The Merger Agreement Amendment contemplates, among other things,
that a $50 million termination fee shall be payable by Blue
Owl to Oak Street in the event that the Merger Agreement is
terminated if (i) all merger conditions are satisfied,
(ii) the Seller Representative has confirmed in writing that
it and Oak Street are ready, willing and able to consummate the
transactions contemplated by the Merger Agreement on such date, and
(iii) Blue Owl has not completed the closing of the
transactions (the “Closing”) within twenty
(20) business days after the later of (x) the date the
Closing is required to occur pursuant to the Merger Agreement and
(y) delivery of the confirmation set forth in clause (ii).
Upon the Closing on December 29, 2021, the termination fee was
no longer payable by Blue Owl to Oak Street, in accordance with the
terms of the Merger Agreement Amendment.
Investor Rights
Agreement
Effective upon the consummation of the previously announced
transactions (the “Transactions”) pursuant to the
terms of the Merger Agreement, Blue Owl, Blue Owl GP, Blue Owl
Holdings LP, Blue Owl Carry LP, each of Douglas Ostrover, Marc
Lipschultz and Michael Rees (the “Principals”) and Marc Zahr
entered into an Investor Rights Agreement (the “Investor Rights
Agreement”). The Investor Rights Agreement provides,
among other things, that Blue Owl, each of the Principals and Marc
Zahr shall take all Necessary Action (as defined under the Investor
Rights Agreement) to elect Marc Zahr as a member of the Board of
Directors of Blue Owl (the “Board”) and executive committee
of Blue Owl, and Mr. Zahr will enter into a contractual
lock-up with respect to
Blue Owl common stock or Common Units held by Mr. Zahr and his
affiliated entities.
Registration Rights
Agreement
Upon consummation of the Transactions, pursuant to the Merger
Agreement, Blue Owl, the holders party thereto, including
Mr. Zahr and Augustus, entered into a Registration Rights
Agreement (the “Registration Rights Agreement”),
that provides each of the holder parties, including Mr. Zahr
and Augustus, with certain registration rights. The Registration
Rights Agreement will, among other things, require Blue Owl to use
its reasonable best efforts to file a resale shelf registration
statement in the future registering each Holder’s (as defined under
Registration Rights Agreement) resale of the shares of Blue Owl’s
common stock and will provide each Holder with certain customary
piggyback registration rights with respect to such shares of common
stock, subject to the limitations set forth therein.
Employment Agreement and
Restrictive Covenant Agreement
Simultaneously with the execution of the Merger Agreement, Blue Owl
entered into an employment and restrictive covenant agreement with
Marc Zahr to be effective as of the Closing (as amended and
restated on December 29, 2021, the “Employment
Agreement”). The term of the Employment Agreement is
perpetual until terminated in accordance with its terms.

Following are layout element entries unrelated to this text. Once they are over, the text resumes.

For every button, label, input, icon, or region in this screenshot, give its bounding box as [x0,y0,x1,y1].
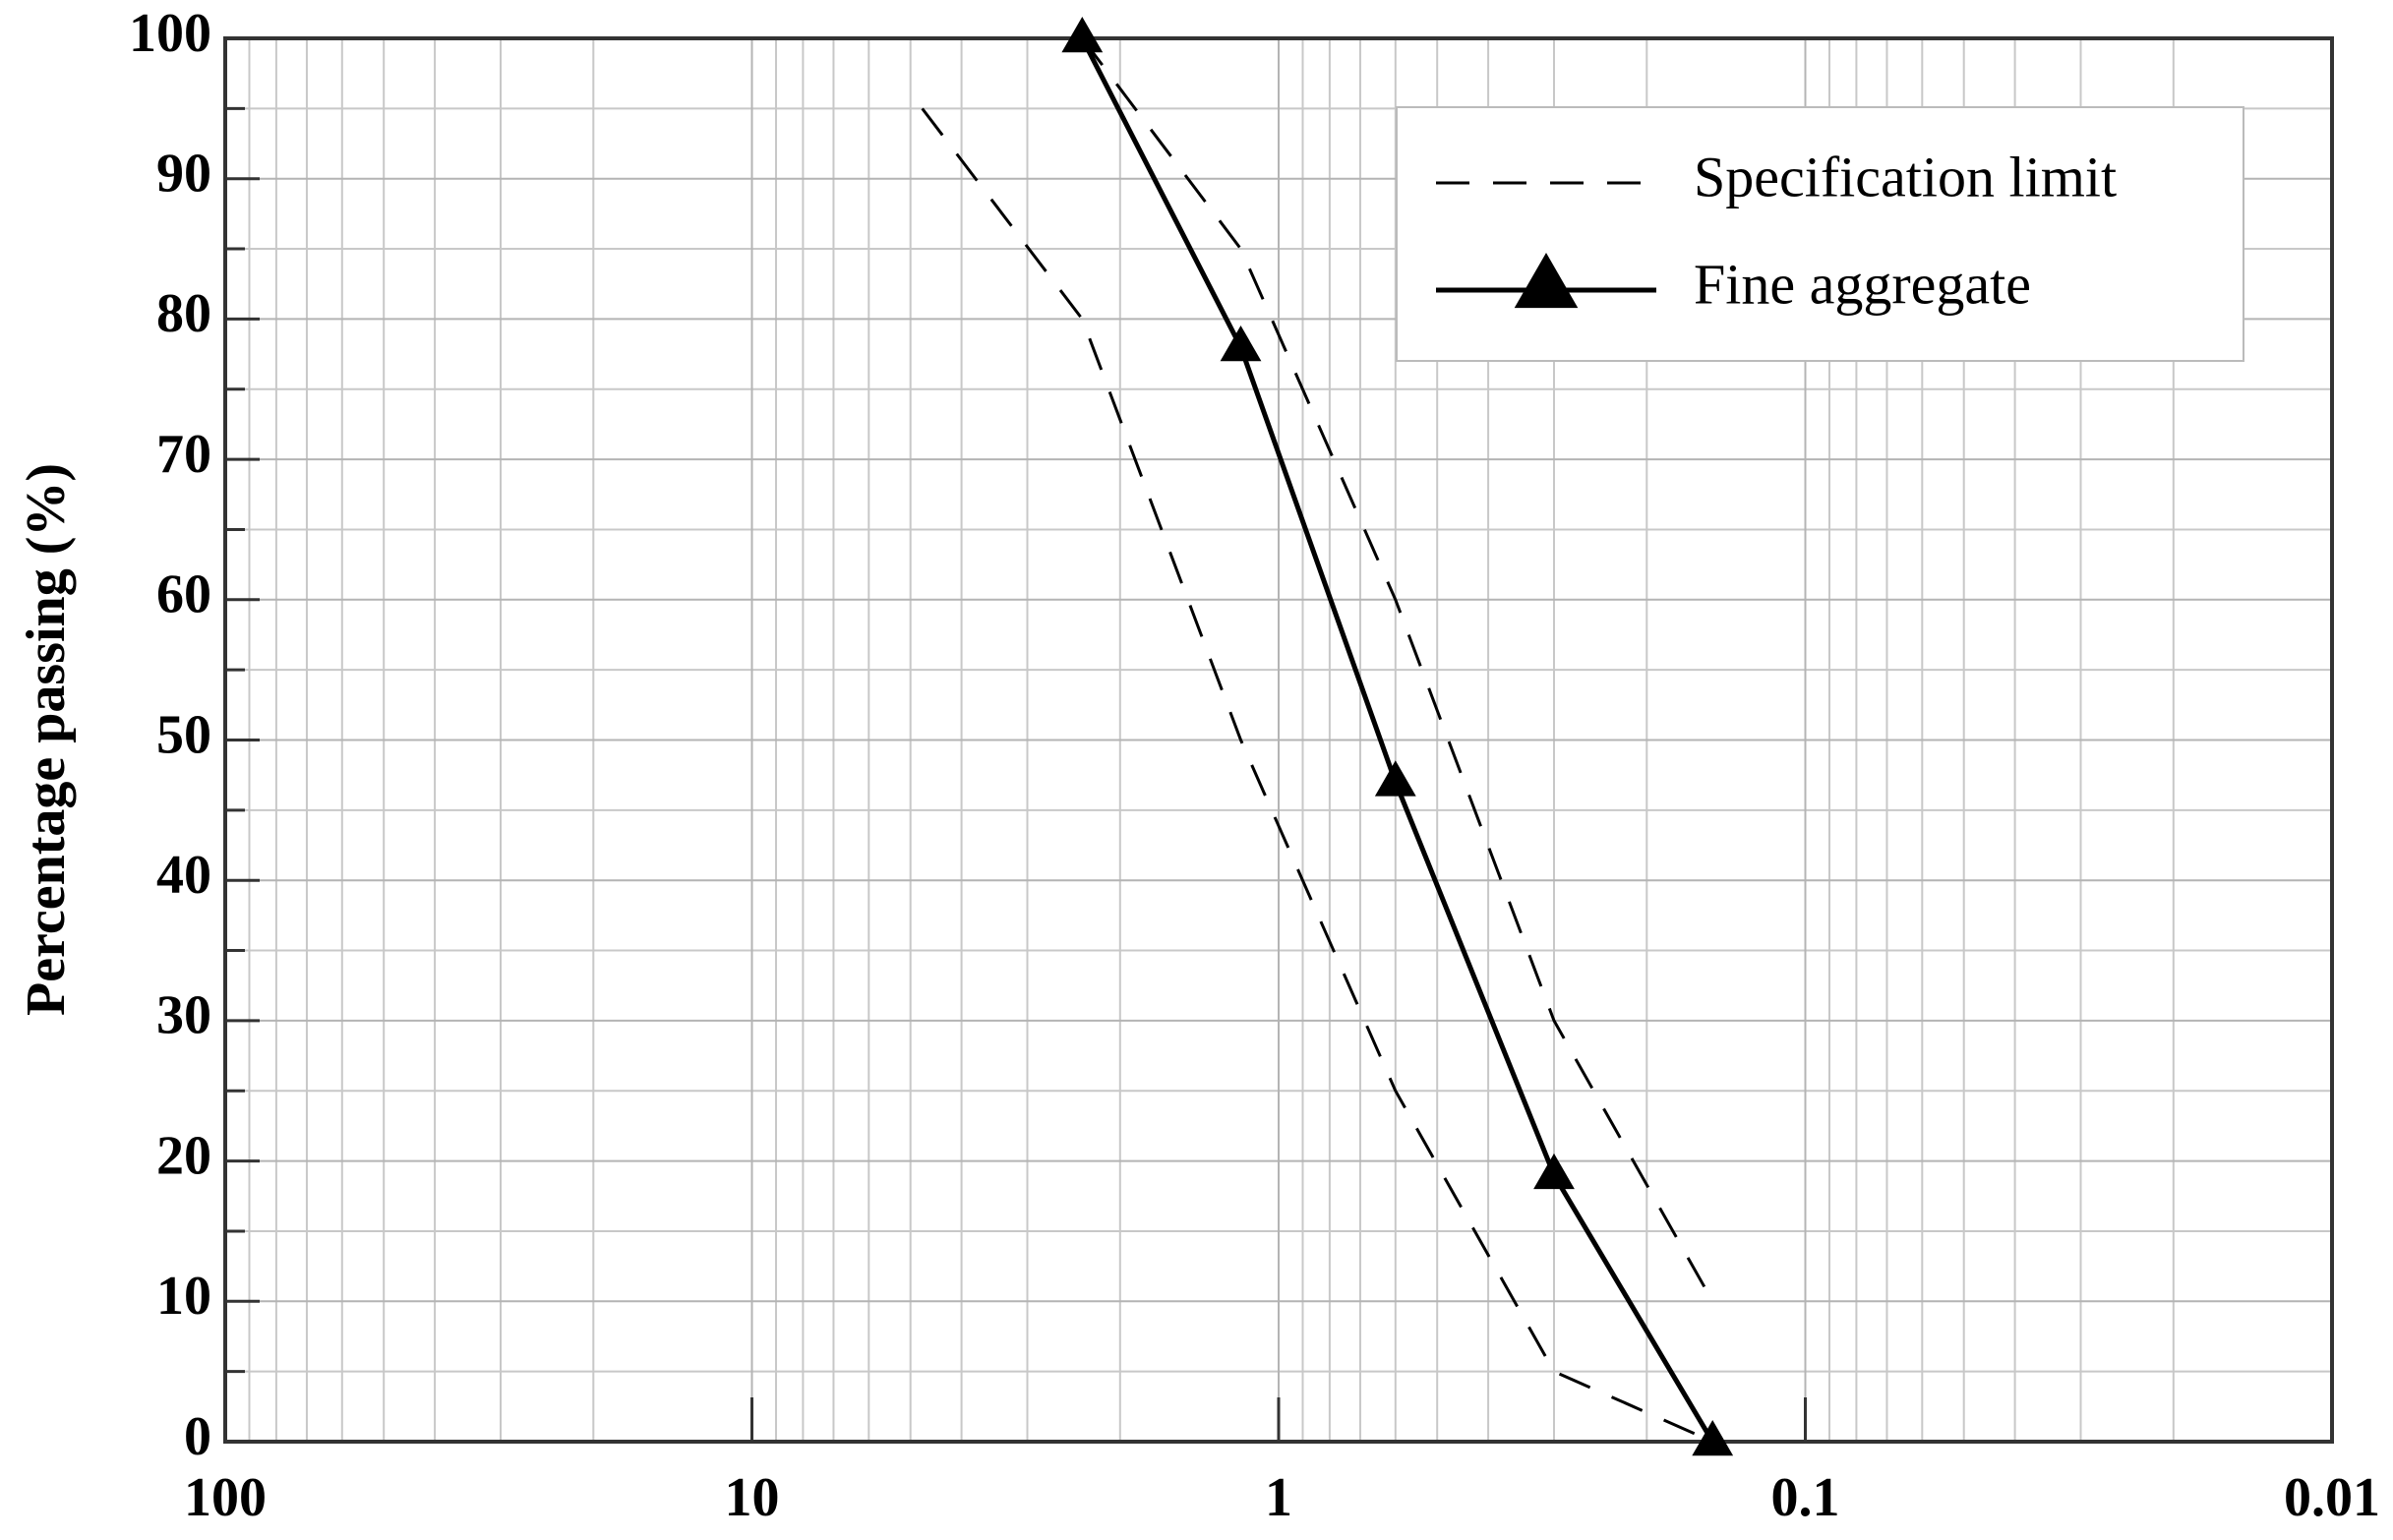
legend-marker [1514,253,1579,309]
y-tick-label: 90 [156,144,211,205]
legend-box [1396,106,2244,362]
plot-frame [223,36,2334,1444]
y-tick-label: 100 [129,3,211,64]
y-tick-label: 40 [156,845,211,906]
y-tick-label: 50 [156,704,211,765]
marker [1061,17,1104,53]
legend-label: Fine aggregate [1694,252,2031,316]
y-tick-label: 30 [156,985,211,1046]
x-tick-label: 10 [725,1467,780,1528]
line [1081,37,1714,1303]
y-tick-label: 80 [156,283,211,344]
y-tick-label: 10 [156,1266,211,1327]
x-tick-label: 0.1 [1771,1467,1840,1528]
marker [1533,1153,1575,1190]
line [921,107,1713,1444]
y-tick-label: 20 [156,1125,211,1186]
y-tick-label: 60 [156,564,211,625]
marker [1374,760,1416,797]
marker [1220,325,1262,362]
x-tick-label: 1 [1265,1467,1292,1528]
legend-label: Specification limit [1694,145,2117,208]
x-tick-label: 100 [184,1467,267,1528]
y-tick-label: 0 [184,1406,211,1467]
y-axis-label: Percentage passing (%) [16,463,77,1016]
marker [1692,1420,1734,1456]
x-tick-label: 0.01 [2284,1467,2380,1528]
y-tick-label: 70 [156,424,211,485]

Mr. Zahr is entitled during his employment to an annual base
salary of $500,000, additional compensation, paid quarterly, in an
amount equal to a specified percentage of the management fee
(depending on the applicable termination date and achievement of
first and second earnouts set forth in the Merger Agreement) and
certain other revenues of Blue Owl less Mr. Zahr’s base salary
(subject to a 10% holdback and an annual true-up following receipt of audited
Blue Owl financials) (the “Additional
Compensation”), and to participate in Blue Owl’s
employee benefit plans, as in effect from time to time.